After presenting the revised contract to the membership Ward said, “we came up with a handful of items that we wanted clarification on. And so I [emailed] that off to the employer before we organized the ratification meeting, and a bunch of them were answered that night but three questions were left unanswered.”
But strangely, the employer responded on April 3 to say that they had reconsidered and would be rescinding their revised offer. Instead, the workers were given the option of voting for the original deal from March 22. Naturally, the employees rejected that offer and chose to strike.
Buying out time
Ward says that the employer may have been drawing out negotiations to get to April 10, which would mark the anniversary of the formation of the union. According to Ontario’s labour laws, if a collective agreement is not signed within the union’s first year, a decertification vote can be organized by the workers.
“And so I think they were kind of manipulating us a bit in hopes that they could get to April 10, because they did do a mass hiring about a month ago,” he said. “And they said, ‘Oh we are getting ready for the busy season,’ but never before had they hired 30 people in a two-day period.”
The new hires are among some of the workers who have crossed the picket line, including a server who has been accused of sexually assaulting three of his co-workers.

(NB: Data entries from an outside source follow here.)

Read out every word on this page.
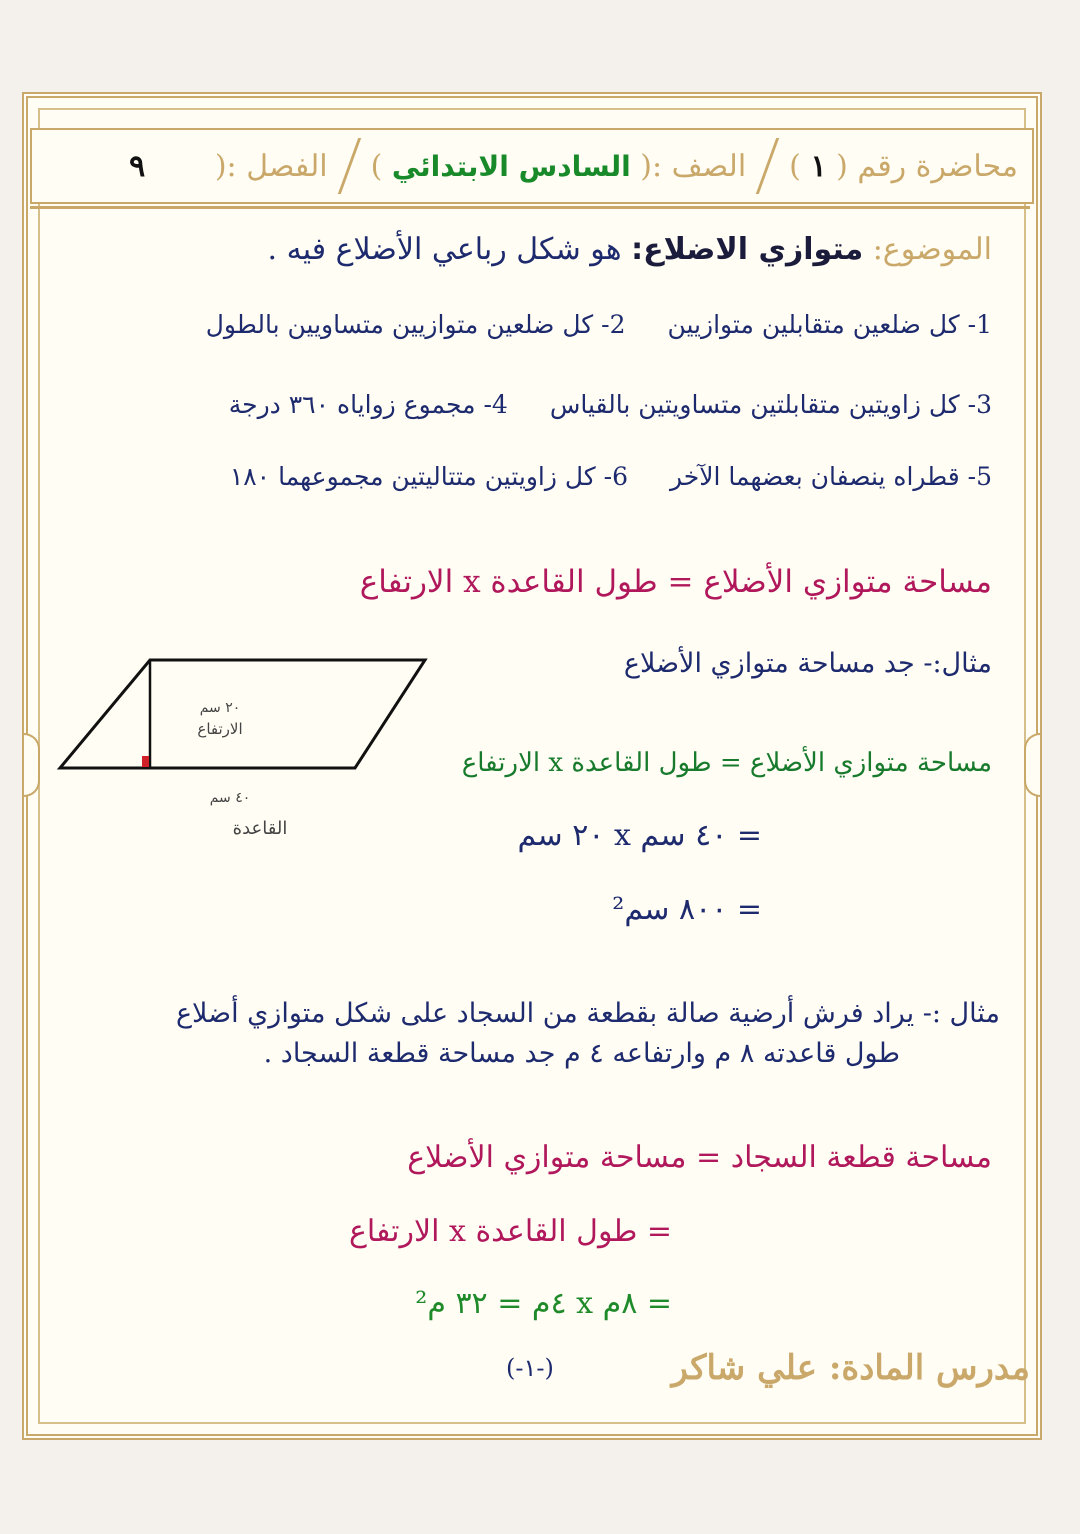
محاضرة رقم ( ١ )
الصف :( السادس الابتدائي )
الفصل :( ٩
الموضوع: متوازي الاضلاع: هو شكل رباعي الأضلاع فيه .
1- كل ضلعين متقابلين متوازيين2- كل ضلعين متوازيين متساويين بالطول
3- كل زاويتين متقابلتين متساويتين بالقياس4- مجموع زواياه ٣٦٠ درجة
5- قطراه ينصفان بعضهما الآخر6- كل زاويتين متتاليتين مجموعهما ١٨٠
مساحة متوازي الأضلاع = طول القاعدة x الارتفاع
مثال:- جد مساحة متوازي الأضلاع
٢٠ سم
الارتفاع
٤٠ سم
القاعدة
مساحة متوازي الأضلاع = طول القاعدة x الارتفاع
= ٤٠ سم x ٢٠ سم
= ٨٠٠ سم²
مثال :- يراد فرش أرضية صالة بقطعة من السجاد على شكل متوازي أضلاع
طول قاعدته ٨ م وارتفاعه ٤ م جد مساحة قطعة السجاد .
مساحة قطعة السجاد = مساحة متوازي الأضلاع
= طول القاعدة x الارتفاع
= ٨م x ٤م = ٣٢ م²
(-١-)	مدرس المادة: علي شاكر
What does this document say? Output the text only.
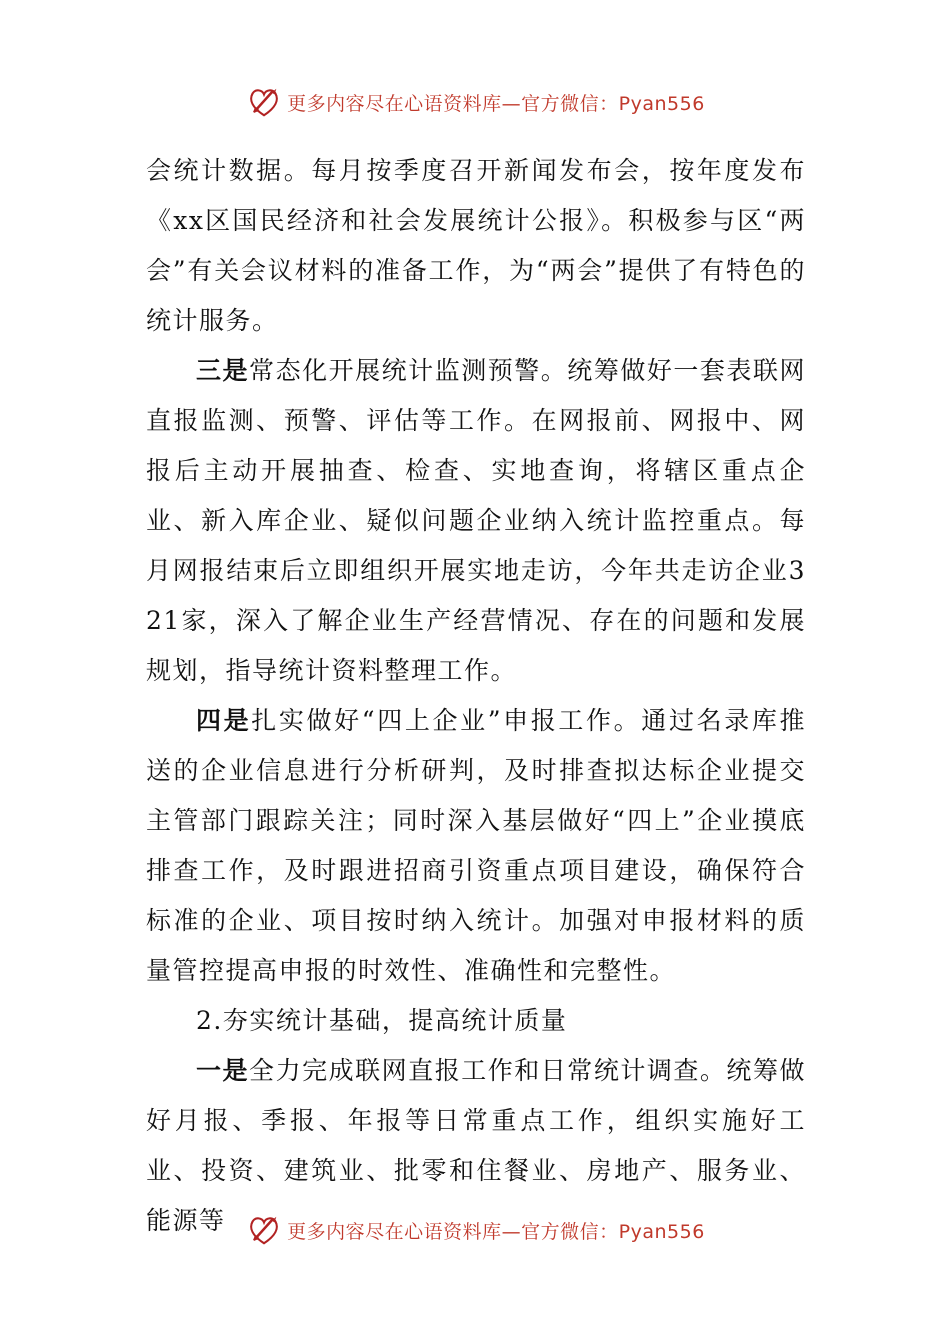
更多内容尽在心语资料库—官方微信：Pyan556

会统计数据。每月按季度召开新闻发布会，按年度发布《xx区国民经济和社会发展统计公报》。积极参与区“两会”有关会议材料的准备工作，为“两会”提供了有特色的统计服务。

三是常态化开展统计监测预警。统筹做好一套表联网直报监测、预警、评估等工作。在网报前、网报中、网报后主动开展抽查、检查、实地查询，将辖区重点企业、新入库企业、疑似问题企业纳入统计监控重点。每月网报结束后立即组织开展实地走访，今年共走访企业321家，深入了解企业生产经营情况、存在的问题和发展规划，指导统计资料整理工作。

四是扎实做好“四上企业”申报工作。通过名录库推送的企业信息进行分析研判，及时排查拟达标企业提交主管部门跟踪关注；同时深入基层做好“四上”企业摸底排查工作，及时跟进招商引资重点项目建设，确保符合标准的企业、项目按时纳入统计。加强对申报材料的质量管控提高申报的时效性、准确性和完整性。

2.夯实统计基础，提高统计质量

一是全力完成联网直报工作和日常统计调查。统筹做好月报、季报、年报等日常重点工作，组织实施好工业、投资、建筑业、批零和住餐业、房地产、服务业、能源等	更多内容尽在心语资料库—官方微信：Pyan556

According to the union, one of the reasons the workforce became so determined to take a stand is the management’s recent mishandling of sexual misconduct by a male employee against three female co-workers.
Alice, whose real name is being concealed to protect her identity, says the accused massaged a co-worker’s shoulders and pressed himself against her as she stood at the bar, while also touching both of them inappropriately on multiple occasions.
In response, the management asked her if she would be willing to accept his apology since he was “very shaken up and upset,” and “can’t sleep at night.”
“[I said to the assistant manager], ‘People make mistakes, it happens. If he can apologize, then I can accept his apology but, honestly I’m just a little bit confused because I’ve seen other people get fired for much lesser things,’” Alice said.
“[The assistant manager] kind of said to me, ‘That there some things that are grounds for immediate dismissal, and some things that aren’t.’”
Alice says she felt very uneasy about the conversation, especially when she was told that servers could be fired for picking French fries from a plate while passing through the kitchen.
The management arranged a meeting between Alice and the accused where the latter apologized. But Alice says it seemed like he was apologizing for the sake of it and not because he felt he had done something wrong. She also didn’t feel comfortable with the management’s attitude.
“It seemed like the concern wasn’t what happened to me and the other girl but what would happen to him if we went through with the accusation [and filed a complaint],” she said.